一緒がいい
鍵を坂本に渡してふらふら歩く晴翔。
疲れなのか、廊下を歩いている間も頭がぐらぐら。
愛華が待っている図書室に向かいます。
一緒に帰りたいからと、部活が終わるまで待っていてくれます。
愛華にも、言わなきゃ。大学のこと。
まあ、愛華のことだから、あっさり受け入れるだろう。
…愛華も…逃げたって思うかな
急に息が詰まる。
鼓動が早まって、呼吸のタイミングが掴めない。
なんだ。
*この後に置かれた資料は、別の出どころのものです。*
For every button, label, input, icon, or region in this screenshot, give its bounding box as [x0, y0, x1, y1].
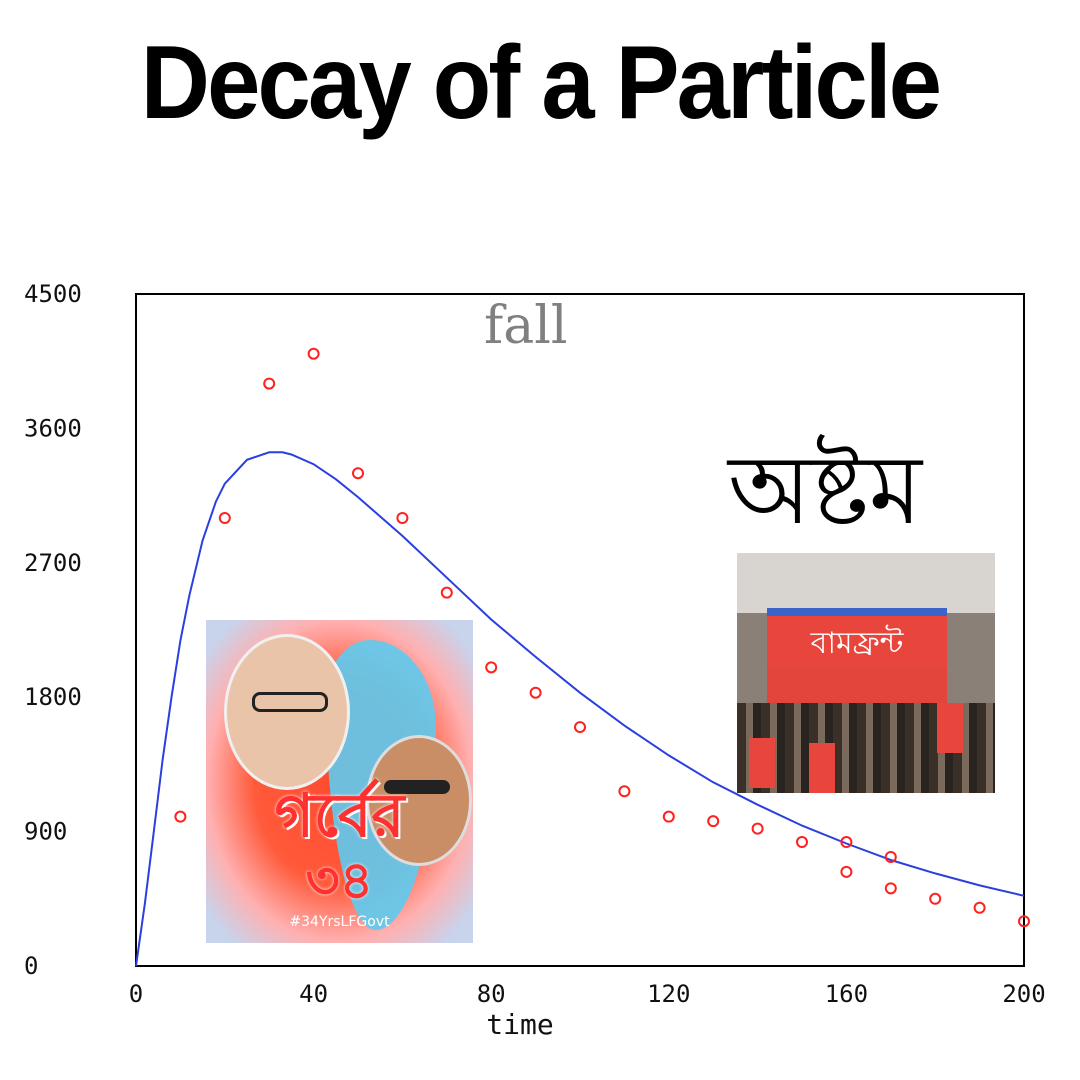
- x-tick-label: 0: [129, 980, 143, 1008]
- data-point: [796, 836, 808, 849]
- data-point: [352, 467, 364, 480]
- portrait-1: [224, 634, 350, 790]
- bengali-annotation: অষ্টম: [728, 434, 922, 546]
- poster-caption: গর্বের: [274, 781, 405, 851]
- x-tick-label: 120: [647, 980, 690, 1008]
- data-point: [218, 512, 231, 524]
- y-tick-label: 0: [24, 952, 38, 980]
- x-tick-label: 80: [477, 980, 506, 1008]
- y-tick-label: 3600: [24, 414, 82, 442]
- data-point: [174, 810, 187, 823]
- rally-banner: বামফ্রন্ট: [767, 608, 947, 676]
- poster-number: ৩৪: [305, 851, 374, 911]
- x-tick-label: 160: [825, 980, 868, 1008]
- data-point: [396, 512, 409, 524]
- x-tick-label: 40: [299, 980, 328, 1008]
- data-point: [840, 836, 853, 849]
- data-point: [884, 882, 897, 895]
- data-point: [263, 377, 276, 390]
- placard: [937, 703, 963, 753]
- data-point: [618, 785, 631, 798]
- fit-curve-line: [135, 451, 1025, 967]
- data-point: [662, 810, 675, 823]
- photo-right-rally: বামফ্রন্ট: [737, 553, 995, 793]
- x-axis-label: time: [486, 1008, 553, 1041]
- photo-left-poster: গর্বের ৩৪ #34YrsLFGovt: [206, 620, 473, 943]
- y-tick-label: 900: [24, 818, 67, 846]
- data-point: [574, 721, 586, 734]
- data-point: [929, 892, 942, 905]
- data-points: [174, 347, 1030, 928]
- rally-stage: [767, 668, 947, 708]
- y-tick-label: 2700: [24, 549, 82, 577]
- y-tick-label: 4500: [24, 280, 82, 308]
- data-point: [884, 850, 897, 863]
- x-axis: 0 40 80 120 160 200: [129, 980, 1046, 1008]
- y-axis: 0 900 1800 2700 3600 4500: [24, 280, 82, 980]
- placard: [749, 738, 775, 788]
- fall-annotation: fall: [484, 296, 568, 356]
- placard: [809, 743, 835, 793]
- plot-frame: [135, 293, 1025, 967]
- data-point: [840, 865, 853, 878]
- poster-hashtag: #34YrsLFGovt: [289, 914, 390, 930]
- rally-sky: [737, 553, 995, 613]
- data-point: [751, 822, 764, 835]
- data-point: [440, 586, 453, 599]
- x-tick-label: 200: [1002, 980, 1045, 1008]
- data-point: [485, 661, 498, 674]
- data-point: [529, 686, 542, 699]
- data-point: [973, 901, 986, 914]
- portrait-2: [366, 735, 472, 866]
- data-point: [707, 815, 720, 828]
- data-point: [307, 347, 320, 360]
- sunglasses-icon: [384, 780, 450, 794]
- data-point: [1018, 915, 1030, 928]
- y-tick-label: 1800: [24, 683, 82, 711]
- glasses-icon: [252, 692, 328, 712]
- meme-title: Decay of a Particle: [140, 25, 942, 141]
これ。
落ち着かせなきゃ、
図書室の扉の横に手をついて、
呼吸を整えようとします。
心臓の音が体全体に響いて、
目が回りそう。
愛華「はる??」
横を見ると、図書室からちょうど愛華が出るところ。
大丈夫
愛華に伝えようとしましたが、
呼吸が整わない、
はあ…はあ…
愛華は目をパチパチして、晴翔に近付きます。
愛華「…どしたの?」
晴翔の背中をさする愛華。
愛華「大丈夫?」
晴翔「大丈夫、大丈夫」
愛華「…でも」
晴翔「…走ってきて…壁ドンの練習」
愛華「…つまらない冗談はやめましょ」
晴翔「……」
愛華は背中をさするのをやめて歩き始めました。
晴翔「あい…」
その背中に声をかけます。
声が少し震えます。
晴翔「…あの…俺、別の大学行くことにした」
愛華「…え?」
目をパチパチさせる愛華、そして悲しそうな顔で俯きました。
愛華「…そうなの…」
晴翔「…ごめんね」
愛華「一緒がいい…」
晴翔「……ごめんね」
愛華のしょんぼりした顔に、
晴翔と、そんなに一緒の大学行きたかったのか、と
自分の選択が悔やまれます。
愛華「お家、大変なの?」
晴翔「え?」
愛華「おじいさまと、おばあさま…ご両親お仕事してるし、裕翔は次高校…色々してるのでしょう?はる」
晴翔「まあ、ね」
愛華「それで部活続けられないから、六花大学やめたの?」
晴翔はギクっとします。
まさにそれである。
…話したっけ?いや、話してない。
そう、今回の試合で六花の推薦きて、部活続けられたら、愛華と一緒の六花大学にふつうに通える、その予定だっけど…家族の世話で、部活、やってる時間ないから…
愛華に嘘つけないな。
晴翔「…まあ…それもなくないけど…大丈夫、俺は大丈夫だよ」
愛華「…無理、しちゃダメよ?」
晴翔「大丈夫、してないよ」
晴翔の大丈夫は大丈夫じゃないのだ。
この時から本当に晴翔の大丈夫を信じられない。
今日だって、
暗くてよく見えないけど、顔色も悪いし、悲しい目をしてる。
話、聞いてあげればよかった。
聞きたかった
この時に
そしたら、何か、変わってたかな。